Researchers from Stanford University and University of Washington published a new Journal of Marketing article that examines the impact of user-generated online ratings on healthcare choices.
The study, forthcoming in the Journal of Marketing, is titled “User-Generated Physician Ratings and Their Effects on Patients’ Physician Choices: Evidence from Yelp” and is authored by Yiwei Chen and Stephanie Lee.
With the spread of technology and increased availability of information, patients increasingly rely on user-generated online ratings when choosing physicians and making other healthcare decisions. A recent survey shows that almost three-quarters of patients rely on online reviews as the first step to finding a new doctor. However, consumers typically lack the specialized knowledge required to evaluate the quality of the service and it is unclear whether online ratings signal physician quality information and whether they affect patients’ physician choices.
This new study finds that online physician rating platforms can help disseminate important quality information to patients and direct them to higher-quality physicians. Our research addresses these two questions:
- Are online ratings correlated with physician quality?

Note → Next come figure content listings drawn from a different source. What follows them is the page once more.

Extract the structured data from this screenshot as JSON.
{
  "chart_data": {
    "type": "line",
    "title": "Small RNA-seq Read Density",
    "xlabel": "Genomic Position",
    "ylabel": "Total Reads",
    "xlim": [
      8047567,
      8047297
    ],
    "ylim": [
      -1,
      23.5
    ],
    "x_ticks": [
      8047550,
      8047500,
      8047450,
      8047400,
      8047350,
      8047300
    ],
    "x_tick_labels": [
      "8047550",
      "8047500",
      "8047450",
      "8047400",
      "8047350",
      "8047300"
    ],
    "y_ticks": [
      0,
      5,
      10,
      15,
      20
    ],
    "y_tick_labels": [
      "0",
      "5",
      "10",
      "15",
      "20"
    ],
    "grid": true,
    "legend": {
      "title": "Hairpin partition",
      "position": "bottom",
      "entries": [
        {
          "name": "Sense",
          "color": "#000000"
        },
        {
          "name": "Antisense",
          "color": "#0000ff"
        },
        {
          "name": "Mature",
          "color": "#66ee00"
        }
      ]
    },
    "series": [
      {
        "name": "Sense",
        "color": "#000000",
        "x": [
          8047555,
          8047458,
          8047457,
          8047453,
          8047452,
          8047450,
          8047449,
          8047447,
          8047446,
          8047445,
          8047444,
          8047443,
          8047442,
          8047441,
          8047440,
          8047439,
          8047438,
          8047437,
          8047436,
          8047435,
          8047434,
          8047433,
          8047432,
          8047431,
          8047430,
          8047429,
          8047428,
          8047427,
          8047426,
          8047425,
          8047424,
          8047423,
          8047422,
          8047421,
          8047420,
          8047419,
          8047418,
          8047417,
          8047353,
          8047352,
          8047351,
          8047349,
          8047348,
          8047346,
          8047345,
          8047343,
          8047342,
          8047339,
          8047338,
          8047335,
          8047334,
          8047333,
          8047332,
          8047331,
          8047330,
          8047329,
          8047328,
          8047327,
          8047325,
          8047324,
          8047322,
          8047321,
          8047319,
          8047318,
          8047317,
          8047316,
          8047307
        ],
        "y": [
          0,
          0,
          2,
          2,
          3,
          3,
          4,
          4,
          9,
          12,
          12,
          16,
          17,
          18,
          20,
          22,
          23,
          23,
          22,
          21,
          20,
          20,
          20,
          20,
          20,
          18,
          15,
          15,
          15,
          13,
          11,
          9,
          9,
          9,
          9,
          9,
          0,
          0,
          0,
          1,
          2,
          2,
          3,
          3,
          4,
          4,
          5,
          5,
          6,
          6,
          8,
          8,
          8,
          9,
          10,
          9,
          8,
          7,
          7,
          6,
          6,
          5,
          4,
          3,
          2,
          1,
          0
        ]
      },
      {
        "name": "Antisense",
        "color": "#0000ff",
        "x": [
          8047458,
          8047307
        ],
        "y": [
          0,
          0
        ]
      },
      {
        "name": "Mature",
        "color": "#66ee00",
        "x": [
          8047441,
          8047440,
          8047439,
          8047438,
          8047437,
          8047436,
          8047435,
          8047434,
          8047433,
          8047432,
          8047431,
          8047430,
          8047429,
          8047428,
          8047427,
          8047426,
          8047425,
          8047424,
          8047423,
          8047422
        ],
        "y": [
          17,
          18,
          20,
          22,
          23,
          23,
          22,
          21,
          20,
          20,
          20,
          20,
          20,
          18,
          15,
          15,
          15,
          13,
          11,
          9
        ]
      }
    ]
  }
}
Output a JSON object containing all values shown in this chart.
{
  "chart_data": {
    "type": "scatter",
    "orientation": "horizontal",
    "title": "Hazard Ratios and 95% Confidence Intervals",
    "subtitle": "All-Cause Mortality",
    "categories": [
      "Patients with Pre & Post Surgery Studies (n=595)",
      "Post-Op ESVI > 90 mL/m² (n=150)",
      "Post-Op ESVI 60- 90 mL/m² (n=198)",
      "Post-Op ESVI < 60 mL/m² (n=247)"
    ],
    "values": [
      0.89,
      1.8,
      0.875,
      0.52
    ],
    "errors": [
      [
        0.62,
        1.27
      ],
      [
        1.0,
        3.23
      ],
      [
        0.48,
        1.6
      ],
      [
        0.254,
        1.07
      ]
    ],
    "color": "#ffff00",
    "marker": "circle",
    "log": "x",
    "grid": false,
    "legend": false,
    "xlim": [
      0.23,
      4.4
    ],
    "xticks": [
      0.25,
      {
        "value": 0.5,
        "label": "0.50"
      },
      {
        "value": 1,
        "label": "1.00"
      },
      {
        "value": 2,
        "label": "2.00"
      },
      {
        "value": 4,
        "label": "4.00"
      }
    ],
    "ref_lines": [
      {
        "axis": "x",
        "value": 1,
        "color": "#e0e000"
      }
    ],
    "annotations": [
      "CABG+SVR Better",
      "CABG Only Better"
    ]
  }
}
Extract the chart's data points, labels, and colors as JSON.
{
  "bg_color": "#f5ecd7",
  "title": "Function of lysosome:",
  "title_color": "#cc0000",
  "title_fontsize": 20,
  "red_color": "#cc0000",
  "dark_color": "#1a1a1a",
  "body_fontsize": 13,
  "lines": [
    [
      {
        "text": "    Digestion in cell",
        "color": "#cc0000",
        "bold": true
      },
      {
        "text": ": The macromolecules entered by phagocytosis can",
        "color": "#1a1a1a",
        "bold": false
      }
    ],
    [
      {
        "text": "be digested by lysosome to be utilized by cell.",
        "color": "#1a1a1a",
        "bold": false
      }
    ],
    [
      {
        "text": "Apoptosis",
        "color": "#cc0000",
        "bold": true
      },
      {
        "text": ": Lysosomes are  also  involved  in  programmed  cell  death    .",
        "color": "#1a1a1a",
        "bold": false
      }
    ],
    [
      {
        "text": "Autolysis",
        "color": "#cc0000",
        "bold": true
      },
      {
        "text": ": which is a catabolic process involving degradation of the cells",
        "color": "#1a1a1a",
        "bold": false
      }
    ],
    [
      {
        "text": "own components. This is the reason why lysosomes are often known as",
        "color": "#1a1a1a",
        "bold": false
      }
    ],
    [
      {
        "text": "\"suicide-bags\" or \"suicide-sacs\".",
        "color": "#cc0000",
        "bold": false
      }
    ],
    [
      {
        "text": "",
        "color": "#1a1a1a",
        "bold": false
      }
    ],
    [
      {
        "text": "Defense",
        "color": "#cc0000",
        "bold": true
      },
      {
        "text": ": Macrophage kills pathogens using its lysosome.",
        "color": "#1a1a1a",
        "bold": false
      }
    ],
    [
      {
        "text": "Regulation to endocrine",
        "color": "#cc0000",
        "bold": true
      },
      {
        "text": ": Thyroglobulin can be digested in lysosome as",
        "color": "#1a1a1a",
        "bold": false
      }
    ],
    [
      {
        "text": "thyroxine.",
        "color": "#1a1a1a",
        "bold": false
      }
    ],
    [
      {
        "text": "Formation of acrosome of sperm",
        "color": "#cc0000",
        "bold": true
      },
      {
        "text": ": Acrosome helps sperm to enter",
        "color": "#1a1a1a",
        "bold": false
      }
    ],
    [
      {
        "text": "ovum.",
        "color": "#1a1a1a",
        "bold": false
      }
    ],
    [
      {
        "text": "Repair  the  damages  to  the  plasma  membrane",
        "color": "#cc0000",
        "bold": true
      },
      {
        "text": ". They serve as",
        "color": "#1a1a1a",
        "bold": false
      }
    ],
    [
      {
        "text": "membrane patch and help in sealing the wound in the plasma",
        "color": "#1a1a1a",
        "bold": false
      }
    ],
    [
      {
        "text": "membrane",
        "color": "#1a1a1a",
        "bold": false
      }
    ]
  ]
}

- Do online ratings affect patients’ physician choices – and if so – what are the underlying mechanisms through which ratings affect patients’ physician choices?
Despite the popularity of consumer-generated online physician ratings, their effectiveness and reliability are unclear. For example, the American Medical Association has raised concerns that user-generated physician ratings may lack useful information and that the ratings may not reflect actual patient treatment outcomes. On the other hand, online ratings can be a valuable resource: patients may be able to infer physicians’ clinical quality by observing their own health conditions or by directly assessing physicians’ empathy, attentiveness, and communication skills.
To examine the impact of user-generated online ratings on healthcare choices, the researchers combine physician rating data from Yelp.com with data from Medicare, which cover a large elderly patient group. For those consumers who base their physician choice decisions on online ratings, the findings that physicians with higher ratings have higher clinical quality indicate that patients will be matched with higher-quality physicians. The study finds that physicians with higher ratings have better educational and professional credentials measured by board certification status, ranks of schools, and accreditations. Furthermore, physicians with higher ratings show higher adherence to clinical guidelines and patients of physicians with higher ratings display better clinical outcomes. Chen says that “Our results indicate that online reviews are highly correlated with important measures of clinical quality and provide important quality signals to patients.” The researchers also examine the effects of ratings on patient flow, measured by physician’s revenue and patient volume, and find that an increase in a physician’s average rating has positive effects on patient flow and increases the physician’s annual patient revenue and volume.
The researchers use a machine learning algorithm to determine what information is included in online physician reviews. They find that reviews contain signals about physicians’ service-related quality (e.g., a physician’s bedside manner, waiting time, and office amenities) and clinical and treatment-related quality (e.g., treatment, diagnosis, prescription, and outcomes). “When choosing a physician, we find that patients respond most to information on physicians’ interpersonal and clinical skills,” says Lee.
Further, patients’ responses to online ratings are greater for physicians with more reviews. The finding is consistent with signaling theory, which indicates that ratings would signal more information about a physician’s quality when there are a greater number of reviews. The effects of ratings on patient flow are larger for physicians with more younger patients who have greater access to online rating information. Also, the positive effect of positive online ratings on patient flow is greater for solo practitioners who may lack institutional backing. For self-employed physicians who are not associated with large hospitals and brand names, good online ratings can provide extra information, help signal quality, and reduce patient uncertainty.
These findings have important implications for policymakers, healthcare managers, physicians, patients, and online physician rating platforms. Online ratings are robustly and positively associated with conventional measurements of physicians’ credentials, physicians’ adherence to clinical guidelines, and patients’ clinical outcomes. The finding that user-generated physician ratings are positively associated with important measures of physician quality highlights that online physician reviews can be a reliable and user-friendly source of information.
It is also important for policymakers, physicians, and online rating platforms to create mechanisms that encourage the accumulation of physician ratings to improve the information quality and reliability of rating platforms. Physicians who wish to improve their patient flow should be mindful of online reputation management because reviews about physicians’ interpersonal and clinical skills have significant effects on patients’ physician choices.